Gédéon bat le blé dans le pressoir pour le mettre à l’abri de Madian. C’est là, dans ce lieu de crainte, que l’ange du Seigneur vient lui adresser une parole déroutante.

Gédéon n’apparaît pas d’abord comme un héros. Il ne se tient pas sur une hauteur, prêt à conduire le peuple. Il bat le blé dans un pressoir, lieu prévu pour fouler le raisin, parce qu’il cherche à cacher sa récolte aux Madianites. Son geste résume l’état d’Israël : survivre, dissimuler, sauver ce qui peut encore l’être.

C’est dans cette scène presque étroite que l’ange du Seigneur vient s’asseoir sous le térébinthe. La parole qu’il adresse à Gédéon semble presque ironique : « Le Seigneur est avec toi, vaillant héros ! » Gédéon ne se voit certainement pas ainsi. Il est prudent, inquiet, enfermé dans la logique de l’oppression. Mais Dieu ne parle pas seulement à ce que Gédéon ressent.
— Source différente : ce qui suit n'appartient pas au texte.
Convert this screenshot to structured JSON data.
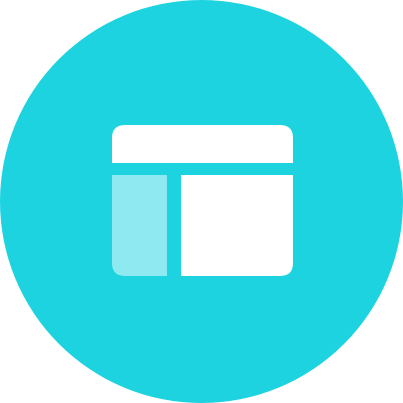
{
  "icon": {
    "name": "layout-icon",
    "background_color": "#1dd3e0",
    "foreground_color": "#ffffff",
    "sidebar_color": "#8eeaf0"
  }
}
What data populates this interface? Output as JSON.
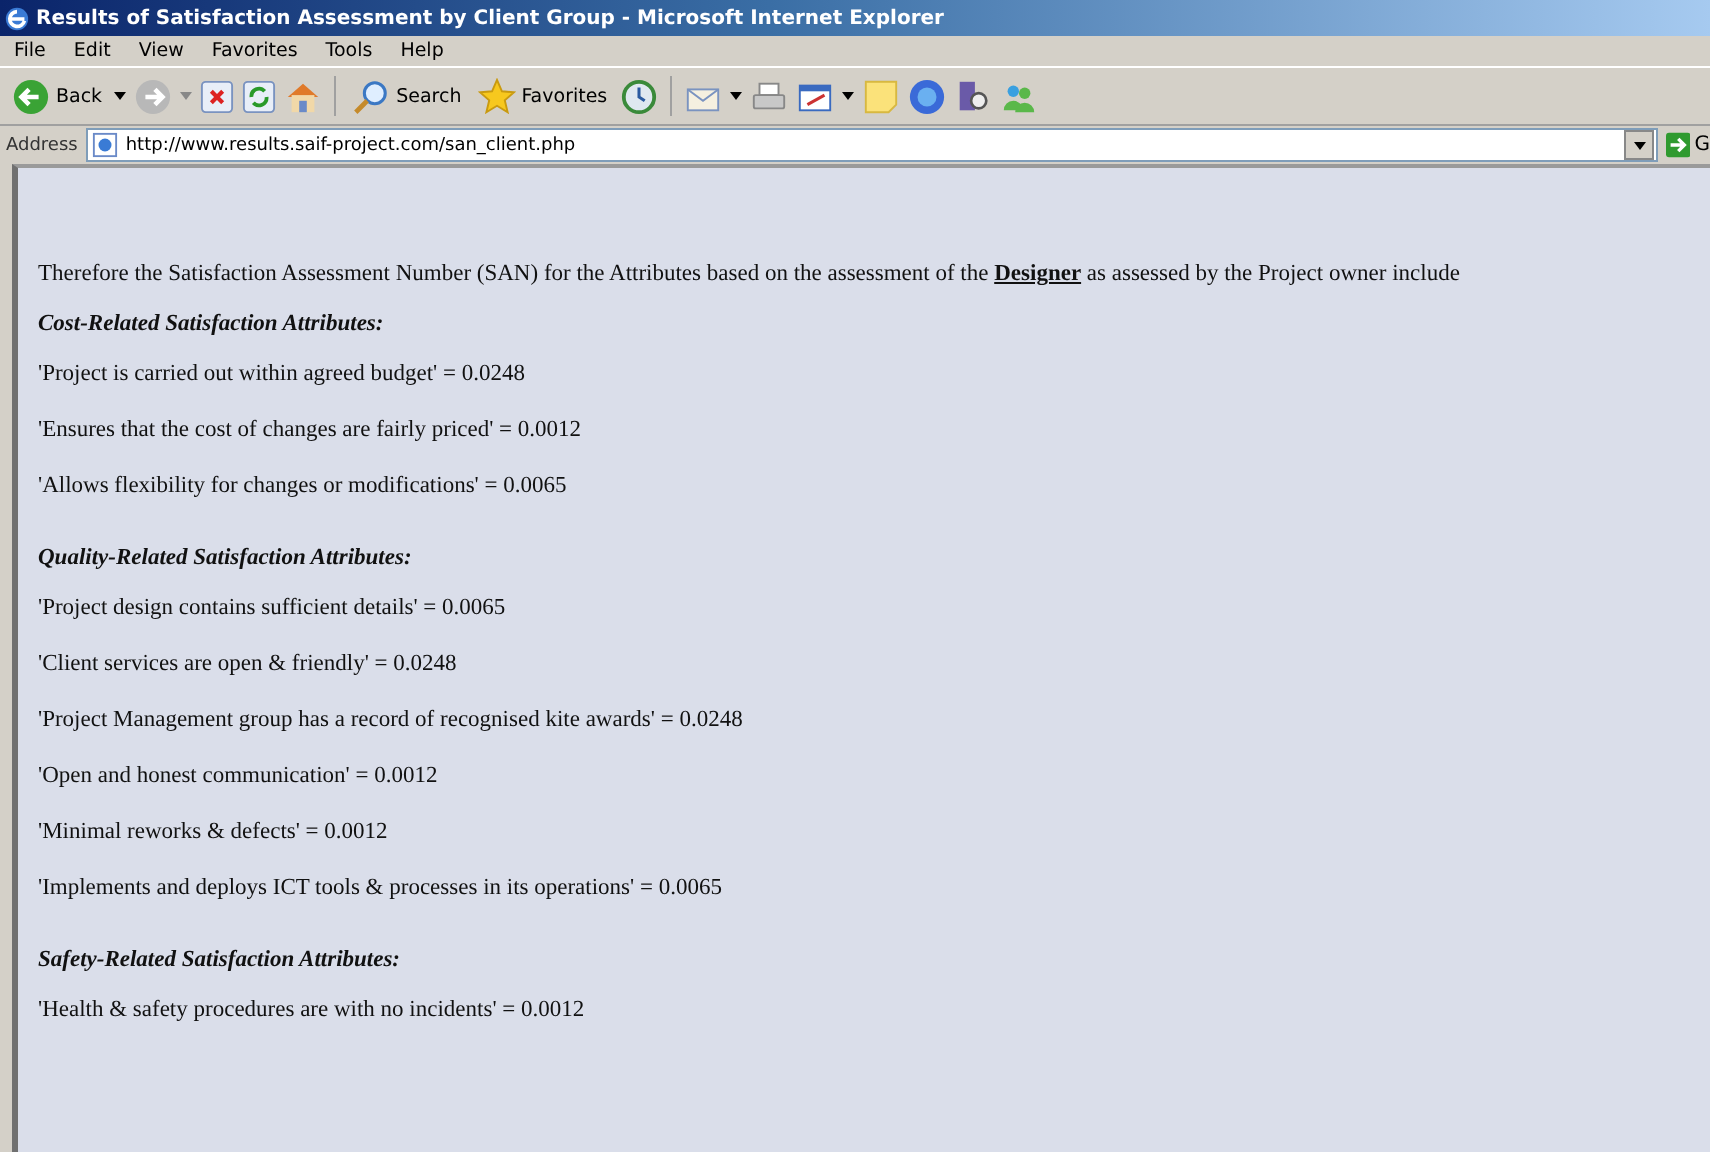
{
  "window": {
    "title": "Results of Satisfaction Assessment by Client Group - Microsoft Internet Explorer"
  },
  "menu": [
    "File",
    "Edit",
    "View",
    "Favorites",
    "Tools",
    "Help"
  ],
  "toolbar": {
    "back": "Back",
    "search": "Search",
    "favorites": "Favorites"
  },
  "address": {
    "label": "Address",
    "value": "http://www.results.saif-project.com/san_client.php",
    "go": "G"
  },
  "intro": "Therefore the Satisfaction Assessment Number (SAN) for the Attributes based on the assessment of the **Designer** as assessed by the Project owner include",
  "sections": [
    {
      "heading": "Cost-Related Satisfaction Attributes:",
      "items": [
        "'Project is carried out within agreed budget' = 0.0248",
        "'Ensures that the cost of changes are fairly priced' = 0.0012",
        "'Allows flexibility for changes or modifications' = 0.0065"
      ]
    },
    {
      "heading": "Quality-Related Satisfaction Attributes:",
      "items": [
        "'Project design contains sufficient details' = 0.0065",
        "'Client services are open & friendly' = 0.0248",
        "'Project Management group has a record of recognised kite awards' = 0.0248",
        "'Open and honest communication' = 0.0012",
        "'Minimal reworks & defects' = 0.0012",
        "'Implements and deploys ICT tools & processes in its operations' = 0.0065"
      ]
    },
    {
      "heading": "Safety-Related Satisfaction Attributes:",
      "items": [
        "'Health & safety procedures are with no incidents' = 0.0012"
      ]
    }
  ]
}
Il parle à ce qu’il va faire de lui.

La réponse de Gédéon est honnête. Il ne joue pas au croyant assuré. Il demande : si le Seigneur est avec nous, pourquoi tout cela nous est-il arrivé ? Où sont tous ses prodiges dont nos pères nous ont parlé ? Cette question n’est pas abstraite. Elle monte d’une souffrance collective. Gédéon connaît les récits de l’Exode, mais il vit la peur de Madian. Entre la mémoire reçue et l’expérience présente, son cœur bute.

Dieu ne répond pas d’abord par une explication complète du malheur. Il se tourne vers lui et dit : « Va avec cette force que tu as, et délivre Israël de la main de Madian. N’est-ce pas moi qui t’envoie ? » La réponse de Dieu est un envoi. Non parce que les questions seraient illégitimes, mais parce qu’il arrive un moment où la foi ne reçoit pas seulement une explication ; elle reçoit une mission.

Gédéon objecte encore. Sa famille est la plus pauvre en Manassé, et lui-même est le plus petit dans la maison de son père. Il se définit par ses limites, son rang, sa faiblesse sociale, son sentiment d’insuffisance. Il a peut-être raison sur plusieurs points. Mais l’appel de Dieu ne dépend pas d’une illusion optimiste sur Gédéon. Il repose sur une présence : « Je serai avec toi. »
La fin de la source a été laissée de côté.